I made three changes to the recipe. First the instructions state to cut in the butter. I like to grate my butter and work it in with my hands. I like to feel the mixture. Also, the aroma of the spices is delicious as you are working in the butter. Second, I added 2 tablespoons more milk. My dough wasn't coming together as it should- it was dry. Just that little bit of milk cured the problem. I liked the texture of this dough. It wasn't too sticky and this made it easy to work with. Finally, instead of cutting the dough into 12 wedges, I only cut it in 8 wedges.
Once the dough was patted into a circle, you cut it into 8 wedges, brush with some egg white and sprinkle with coarse sugar, and bake. These scones smelled wonderful as they were baking. Remove from oven, cool and eat.

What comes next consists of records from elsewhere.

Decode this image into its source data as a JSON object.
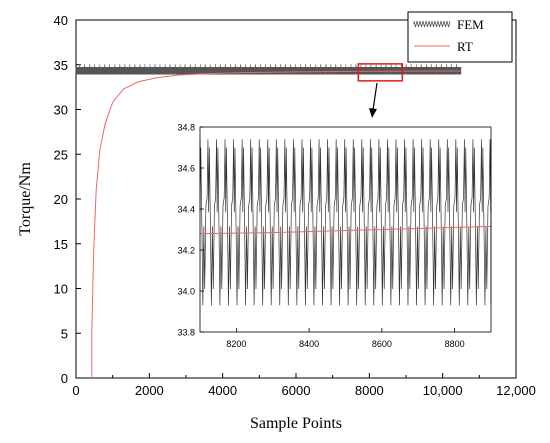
{
  "chart_data": {
    "type": "line",
    "xlabel": "Sample Points",
    "ylabel": "Torque/Nm",
    "xlim": [
      0,
      12000
    ],
    "ylim": [
      0,
      40
    ],
    "x_ticks": [
      0,
      2000,
      4000,
      6000,
      8000,
      10000,
      12000
    ],
    "x_tick_labels": [
      "0",
      "2000",
      "4000",
      "6000",
      "8000",
      "10,000",
      "12,000"
    ],
    "y_ticks": [
      0,
      5,
      10,
      15,
      20,
      25,
      30,
      35,
      40
    ],
    "y_tick_labels": [
      "0",
      "5",
      "10",
      "15",
      "20",
      "25",
      "30",
      "35",
      "40"
    ],
    "grid": false,
    "legend": {
      "position": "top-right"
    },
    "series": [
      {
        "name": "FEM",
        "color": "#555555",
        "x_range": [
          0,
          10500
        ],
        "mean": 34.3,
        "amplitude": 0.45
      },
      {
        "name": "RT",
        "color": "#e8686a",
        "x": [
          430,
          430,
          480,
          550,
          650,
          800,
          1000,
          1300,
          1700,
          2200,
          2800,
          3500,
          4500,
          6000,
          8000,
          10000,
          10500
        ],
        "y": [
          0,
          5,
          14,
          21,
          25.5,
          28.5,
          30.8,
          32.3,
          33.1,
          33.55,
          33.85,
          34.0,
          34.12,
          34.2,
          34.27,
          34.3,
          34.3
        ]
      }
    ],
    "zoom_region": {
      "x": [
        7700,
        8900
      ],
      "y": [
        33.2,
        35.1
      ]
    },
    "inset": {
      "xlim": [
        8100,
        8900
      ],
      "ylim": [
        33.8,
        34.8
      ],
      "x_ticks": [
        8200,
        8400,
        8600,
        8800
      ],
      "x_tick_labels": [
        "8200",
        "8400",
        "8600",
        "8800"
      ],
      "y_ticks": [
        33.8,
        34.0,
        34.2,
        34.4,
        34.6,
        34.8
      ],
      "y_tick_labels": [
        "33.8",
        "34.0",
        "34.2",
        "34.4",
        "34.6",
        "34.8"
      ],
      "fem_period": 23.5,
      "fem_min": 33.93,
      "fem_max": 34.74,
      "rt": {
        "x": [
          8100,
          8300,
          8500,
          8700,
          8900
        ],
        "y": [
          34.28,
          34.285,
          34.295,
          34.305,
          34.315
        ]
      }
    },
    "annotation_color": "#e31a1c"
  }
}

I enjoyed mine with a cup of Starbucks Blonde Roast Holiday blend I made in my Keurig. A great way to start any day or just for some "me" time.
From "Taste of Home" Magazine
2 cups all-purpose flour
3 tablespoons brown sugar
2 teaspoons Baking Powder
1 teaspoon ground ginger
1/2 teaspoon salt
1/2 teaspoon baking soda
1/2 teaspoon ground cinnamon
1/4 cup cold butter, cubed
1/3 cup molasses
1/4 cup milk
1 egg, separated
1. Preheat oven to 400°. In a large bowl, whisk the first seven ingredients. Cut in butter until mixture resembles coarse crumbs. In another bowl, whisk molasses, milk and egg yolk until blended; stir into crumb mixture just until moistened.
2. Turn onto a lightly floured surface; knead gently 6-8 times. Pat into an 8-in. circle. Cut into 12 (I did 8) wedges. Place wedges 1 in. apart on a greased baking sheet.
3. In a small bowl, beat egg white until frothy; brush over scones. Sprinkle with sugar. Bake 12-15 minutes or until golden brown. Serve warm.